O número de famílias de povos e comunidades tradicionais que receberão cestas
da Conab é 31% menor que o total estimado em exposição de motivos assinada pelo
ministro da Economia, Paulo Guedes, de 612.234 famílias. O documento acompanhou
o pedido de autorização extra de gastos de 228 milhões de reais em outubro. Os
gastos são pagos com a emissão de títulos da dívida pública.
Um mês depois de seu lançamento, o Brasil Fraterno perdeu fôlego. Sem verba
para atender aos pedidos de prefeituras por cestas básicas, o ministério usou a
marca do Brasil Fraterno para distribuir as que fora obrigado a comprar antes
mesmo do lançamento do projeto. Foi o que aconteceu na sexta-feira, 23, quando
o ministro João Roma participou de uma entrega simbólica de alimentos em
Manaus, ao lado do presidente Jair Bolsonaro. 'Esses mantimentos essenciais se
somam a uma série de iniciativas que mostram que o governo federal não foi
omisso durante o período de pandemia', discursou.
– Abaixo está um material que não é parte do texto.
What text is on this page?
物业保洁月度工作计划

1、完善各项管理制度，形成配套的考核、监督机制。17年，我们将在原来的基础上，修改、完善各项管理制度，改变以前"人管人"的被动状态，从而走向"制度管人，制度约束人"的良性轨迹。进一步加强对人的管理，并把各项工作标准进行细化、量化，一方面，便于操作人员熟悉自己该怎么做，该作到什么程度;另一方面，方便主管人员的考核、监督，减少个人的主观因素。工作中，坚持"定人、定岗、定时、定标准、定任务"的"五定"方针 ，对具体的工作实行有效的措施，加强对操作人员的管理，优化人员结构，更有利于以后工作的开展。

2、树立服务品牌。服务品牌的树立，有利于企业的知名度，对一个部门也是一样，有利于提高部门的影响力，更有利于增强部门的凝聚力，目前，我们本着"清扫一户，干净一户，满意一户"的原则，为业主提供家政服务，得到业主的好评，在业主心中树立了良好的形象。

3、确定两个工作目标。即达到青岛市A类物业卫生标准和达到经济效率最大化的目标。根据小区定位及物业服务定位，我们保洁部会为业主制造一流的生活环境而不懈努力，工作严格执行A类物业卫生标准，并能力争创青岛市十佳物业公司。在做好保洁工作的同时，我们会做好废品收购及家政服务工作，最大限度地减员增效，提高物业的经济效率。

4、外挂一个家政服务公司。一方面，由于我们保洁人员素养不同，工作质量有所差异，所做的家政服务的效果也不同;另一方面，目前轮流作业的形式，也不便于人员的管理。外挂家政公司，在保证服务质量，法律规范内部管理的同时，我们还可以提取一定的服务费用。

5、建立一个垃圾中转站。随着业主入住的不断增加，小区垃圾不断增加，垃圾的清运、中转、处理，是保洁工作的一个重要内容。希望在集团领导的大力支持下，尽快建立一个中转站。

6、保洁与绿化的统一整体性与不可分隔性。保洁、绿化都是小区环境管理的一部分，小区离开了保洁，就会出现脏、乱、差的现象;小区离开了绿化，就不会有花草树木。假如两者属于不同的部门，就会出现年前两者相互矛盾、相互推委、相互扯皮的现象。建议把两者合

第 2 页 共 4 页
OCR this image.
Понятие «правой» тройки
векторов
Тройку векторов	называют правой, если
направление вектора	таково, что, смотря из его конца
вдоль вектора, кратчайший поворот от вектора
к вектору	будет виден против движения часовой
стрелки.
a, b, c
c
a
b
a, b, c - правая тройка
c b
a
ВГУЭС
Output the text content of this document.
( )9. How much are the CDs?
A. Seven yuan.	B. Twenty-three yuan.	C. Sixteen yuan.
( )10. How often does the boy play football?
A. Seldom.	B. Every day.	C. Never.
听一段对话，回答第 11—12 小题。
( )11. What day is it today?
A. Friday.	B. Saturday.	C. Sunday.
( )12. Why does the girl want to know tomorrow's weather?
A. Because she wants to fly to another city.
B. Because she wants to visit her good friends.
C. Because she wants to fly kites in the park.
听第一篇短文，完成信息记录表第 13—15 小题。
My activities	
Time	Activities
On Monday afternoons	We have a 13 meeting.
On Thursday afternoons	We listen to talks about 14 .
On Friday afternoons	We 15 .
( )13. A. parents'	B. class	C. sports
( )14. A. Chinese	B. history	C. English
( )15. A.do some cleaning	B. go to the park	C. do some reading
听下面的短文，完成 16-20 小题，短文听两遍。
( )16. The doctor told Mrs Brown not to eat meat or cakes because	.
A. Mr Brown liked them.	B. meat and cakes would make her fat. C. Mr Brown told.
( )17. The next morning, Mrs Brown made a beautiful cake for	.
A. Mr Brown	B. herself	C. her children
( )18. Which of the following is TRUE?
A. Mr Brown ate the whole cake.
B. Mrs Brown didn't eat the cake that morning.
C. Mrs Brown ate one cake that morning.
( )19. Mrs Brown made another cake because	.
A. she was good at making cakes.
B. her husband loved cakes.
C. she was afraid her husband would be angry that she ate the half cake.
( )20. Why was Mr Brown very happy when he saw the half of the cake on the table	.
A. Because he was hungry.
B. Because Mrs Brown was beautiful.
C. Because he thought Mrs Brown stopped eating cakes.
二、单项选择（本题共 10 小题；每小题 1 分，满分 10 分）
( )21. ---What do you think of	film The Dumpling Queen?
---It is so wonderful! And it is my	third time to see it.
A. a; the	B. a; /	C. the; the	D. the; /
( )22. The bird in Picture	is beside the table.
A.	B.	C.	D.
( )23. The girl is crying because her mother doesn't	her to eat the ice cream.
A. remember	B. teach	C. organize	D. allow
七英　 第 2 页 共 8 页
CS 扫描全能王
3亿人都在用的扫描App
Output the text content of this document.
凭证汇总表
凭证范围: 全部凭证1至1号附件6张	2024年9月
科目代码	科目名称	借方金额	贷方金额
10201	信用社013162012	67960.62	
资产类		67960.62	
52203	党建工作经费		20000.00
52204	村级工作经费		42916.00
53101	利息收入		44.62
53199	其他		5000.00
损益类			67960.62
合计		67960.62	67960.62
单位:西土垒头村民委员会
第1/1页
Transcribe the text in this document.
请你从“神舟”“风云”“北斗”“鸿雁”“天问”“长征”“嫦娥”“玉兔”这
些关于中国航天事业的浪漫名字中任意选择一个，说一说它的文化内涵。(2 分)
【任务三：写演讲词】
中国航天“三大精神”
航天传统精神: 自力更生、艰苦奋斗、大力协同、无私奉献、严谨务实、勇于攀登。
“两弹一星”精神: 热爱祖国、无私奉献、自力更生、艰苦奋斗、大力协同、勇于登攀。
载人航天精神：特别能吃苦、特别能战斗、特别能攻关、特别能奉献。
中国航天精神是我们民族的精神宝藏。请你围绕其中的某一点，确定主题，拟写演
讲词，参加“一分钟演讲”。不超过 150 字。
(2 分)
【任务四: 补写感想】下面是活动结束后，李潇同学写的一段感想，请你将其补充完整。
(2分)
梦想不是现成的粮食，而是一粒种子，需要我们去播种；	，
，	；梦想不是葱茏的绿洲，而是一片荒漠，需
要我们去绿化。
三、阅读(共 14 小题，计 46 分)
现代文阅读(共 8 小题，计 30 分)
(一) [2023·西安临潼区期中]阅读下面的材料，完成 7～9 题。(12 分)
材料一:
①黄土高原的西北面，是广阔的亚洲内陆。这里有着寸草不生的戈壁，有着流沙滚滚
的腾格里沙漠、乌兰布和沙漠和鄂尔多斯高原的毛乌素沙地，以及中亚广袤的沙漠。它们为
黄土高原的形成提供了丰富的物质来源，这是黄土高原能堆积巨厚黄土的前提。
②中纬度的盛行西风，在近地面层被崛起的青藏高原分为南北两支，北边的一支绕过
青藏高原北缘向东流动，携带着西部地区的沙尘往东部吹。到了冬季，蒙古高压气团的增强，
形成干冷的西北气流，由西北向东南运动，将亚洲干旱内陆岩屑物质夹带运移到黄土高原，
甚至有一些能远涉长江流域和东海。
Vencedora do leilão de 150 milhões de reais para a compra de cestas básicas
pelo Ministério da Cidadania, a empresa A Popular só fechou contratos para a
entrega de Aparecida e a compra de 35 milhões de reais de cestas básicas
destinadas a povos e comunidades tradicionais. Desse montante, a empresa enviou
para cinco cidades do Amazonas e para Belém, no Pará, mais 35 mil cestas
básicas, que se somaram às cestas compradas pela Conab nos eventos da
sexta-feira, 23, a primeira a usar a marca do Brasil Fraterno depois de
Aparecida.
Novos contratos com base nesse leilão contavam com emendas parlamentares de 80
milhões de reais para a ação também destinada a povos tradicionais. Mas o veto
de Bolsonaro secou essa fonte.
'Eu tenho fé de que, dessa forma, conseguiremos combater os efeitos da
pandemia', discursou Michelle Bolsonaro durante a cerimônia de lançamento do
Brasil Fraterno, referindo-se à rede de solidariedade que pretendia mobilizar
para a distribuição de alimentos, financiada em parte com dinheiro público. Na
internet, a página do programa Pátria Voluntária, comandado por Michelle, não
mostra interessados em aderir às campanhas pontuais de doação de cestas básicas
realizadas pelo projeto durante a pandemia. O Ministério da Cidadania conta com
doações de entidades do Sistema S e empresariais para levar adiante a
iniciativa.
O ministério foi procurado desde o início de abril para tratar da compra de
cestas básicas. Inicialmente explicou que o ministro editara uma portaria para
ampliar o público alvo da distribuição de alimentos, e que Aparecida seria o
primeiro município a se beneficiar. Na ocasião mencionou o 'saldo remanescente'
da medida provisória 1.008 - que depois afirmou que só poderia ser usado na
compra de cestas básicas para povos tradicionais. Na última sexta-feira, informou
que o Brasil Fraterno passou a denominar toda e qualquer distribuição de
alimentos, inclusive a indígenas e quilombolas.